Pero... pero si ella no había conocido otro hombre como aquél, con cuyo carácter el suyo había hecho ya un estrecho maridaje en la región de lo ideal. ¡Eran los dos tan parecidos, tan el uno para el otro! Además, ella detestaba la turba de galanes que conocía en la Corte, y sentía repugnancia invencible hacia los sandios petimetres que la habían ofrecido su mano. A veces, antes de encontrar aquel ser buscado instintivamente por todos lados en el sendero de la vida, ella era también frívola y tonta como los que la rodeaban; pero en el fondo de su alma detestaba la afeminación. Adoraba todo lo enérgico, todo lo que tuviera proporciones inusitadas. La superioridad moral de Martín la atraía por una especie de gravitación que existe en la misteriosa astrología de los espíritus. No podía resistir aquella atracción que propendía a fundir en una sola dos naturalezas afines. Su entendimiento como su voluntad se habían ya acostumbrado a volar continuamente en dirección a la voluntad y al pensamiento del revolucionario. Era tan triste suponer un divorcio perpetuo entre los dos, que la imaginación dolía, como si fuera un órgano, al fijarse en este punto. No era posible pensar cosa alguna que no se relacionase con él. Nada ocurría en el mundo moral, como en el físico, que estuviera desligado de la persona o del pensamiento de aquel hombre; y la imaginación de la pobre dama no tendía ninguno de esos hilos de araña que pueblan el espacio en las horas de meditación, sin que la extremidad del cable imperceptible dejara de fijarse en el otro término de aquel dualismo. No era posible renunciar a tanta sensibilidad desbordada, a tanta ansiedad satisfecha, a tantas lágrimas de placer, a tantas cosas nuevas y desconocidas, surgidas de improviso del fondo de la Naturaleza, como la violenta vaporización de los materiales de un volcán, sometido de pronto a la acción de enérgico fuego interior. Su espíritu tenía horror al olvido, como la Naturaleza tiene horror al vacío. No, imposible; renunciar a aquello era un hecho que no cabía dentro de la voluntad humana. Era preciso ir.

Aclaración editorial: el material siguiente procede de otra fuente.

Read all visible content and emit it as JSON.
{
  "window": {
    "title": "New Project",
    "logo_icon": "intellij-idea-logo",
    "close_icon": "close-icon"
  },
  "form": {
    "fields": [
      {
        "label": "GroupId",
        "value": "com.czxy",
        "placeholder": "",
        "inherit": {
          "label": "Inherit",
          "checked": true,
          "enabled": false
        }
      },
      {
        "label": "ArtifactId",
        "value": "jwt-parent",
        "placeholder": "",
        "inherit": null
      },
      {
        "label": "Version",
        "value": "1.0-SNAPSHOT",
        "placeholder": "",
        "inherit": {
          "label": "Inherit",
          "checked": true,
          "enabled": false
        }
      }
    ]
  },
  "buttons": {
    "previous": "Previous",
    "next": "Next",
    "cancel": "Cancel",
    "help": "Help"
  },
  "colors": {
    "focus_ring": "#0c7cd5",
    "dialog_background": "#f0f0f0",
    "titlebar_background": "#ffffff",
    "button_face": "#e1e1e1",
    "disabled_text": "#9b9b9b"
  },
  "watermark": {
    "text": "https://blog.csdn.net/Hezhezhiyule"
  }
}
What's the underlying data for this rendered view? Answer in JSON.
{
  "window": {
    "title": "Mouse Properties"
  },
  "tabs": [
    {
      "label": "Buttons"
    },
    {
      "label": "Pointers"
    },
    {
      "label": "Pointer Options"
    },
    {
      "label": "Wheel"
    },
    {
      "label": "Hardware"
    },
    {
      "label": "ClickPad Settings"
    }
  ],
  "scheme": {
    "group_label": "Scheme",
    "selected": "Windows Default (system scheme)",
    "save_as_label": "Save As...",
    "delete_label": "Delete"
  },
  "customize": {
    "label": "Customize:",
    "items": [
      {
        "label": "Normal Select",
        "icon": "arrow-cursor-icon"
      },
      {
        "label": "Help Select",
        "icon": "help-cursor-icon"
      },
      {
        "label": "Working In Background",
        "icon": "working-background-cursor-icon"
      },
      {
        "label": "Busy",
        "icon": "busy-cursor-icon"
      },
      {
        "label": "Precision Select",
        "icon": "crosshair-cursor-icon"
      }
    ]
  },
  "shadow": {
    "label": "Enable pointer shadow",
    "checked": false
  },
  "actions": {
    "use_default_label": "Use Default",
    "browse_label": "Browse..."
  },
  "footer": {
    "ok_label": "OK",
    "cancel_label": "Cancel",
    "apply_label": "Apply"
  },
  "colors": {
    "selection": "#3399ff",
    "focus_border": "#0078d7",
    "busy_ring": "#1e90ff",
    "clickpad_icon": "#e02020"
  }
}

Pero... pero se acababa su representación en el mundo. Adiós bailes, fiestas, tertulias en que todos se consideraban felices al ser mirados por ella. Ya se concluía la Susana omnipotente, que avasallaba a todos y de todos era idolatrada. Además, ¿cómo olvidar la imagen de su padre irritado en el momento de morir, cual nunca lo había estado en vida? Le había de ver todas las noches apareciéndose en sueños para maldecirla; había de escuchar constantemente aquellas palabras: «¡Que tus hijos sean monstruos horrendos!», y no tendría un momento de tranquilidad. Y al mismo tiempo el pobre abuelo, que la amaba más que su mismo padre, se moriría de pena viéndola unida a aquel hombre aborrecido. Recordaba sus súplicas, pidiéndole con tanta ternura como un joven amante, que renunciara a un amor bochornoso; recordaba sus lágrimas, que nunca en ningún tiempo había visto en el rostro del anciano, y el corazón se le apretaba de angustia. Su padre muerto, pero vivo en la memoria eternamente por su terrible anatema, su protector y amigo resuelto a abandonarla y a morirse también de desesperación, la perseguían como dos sombras irritadas y vengativas. No, de ningún modo; era imposible ir.

Como una balanza matemáticamente nivelada, y oscilando en períodos iguales, así estaba su espíritu, y así resistió dos días de constante meditación. Bastaba un grano de arena para inclinar de un lado cualquiera de los dos platillos, y este grano de arena lo arrojó un hecho que parecía casual, pero que ella juzgó dispuesto por la Providencia.

Don Lino Paniagua se presentó en su casa cuando menos ella lo esperaba, y pidió ser llevado a su presencia, en lo cual no hubo inconveniente, por la general creencia de que el abate era un ser completamente inofensivo.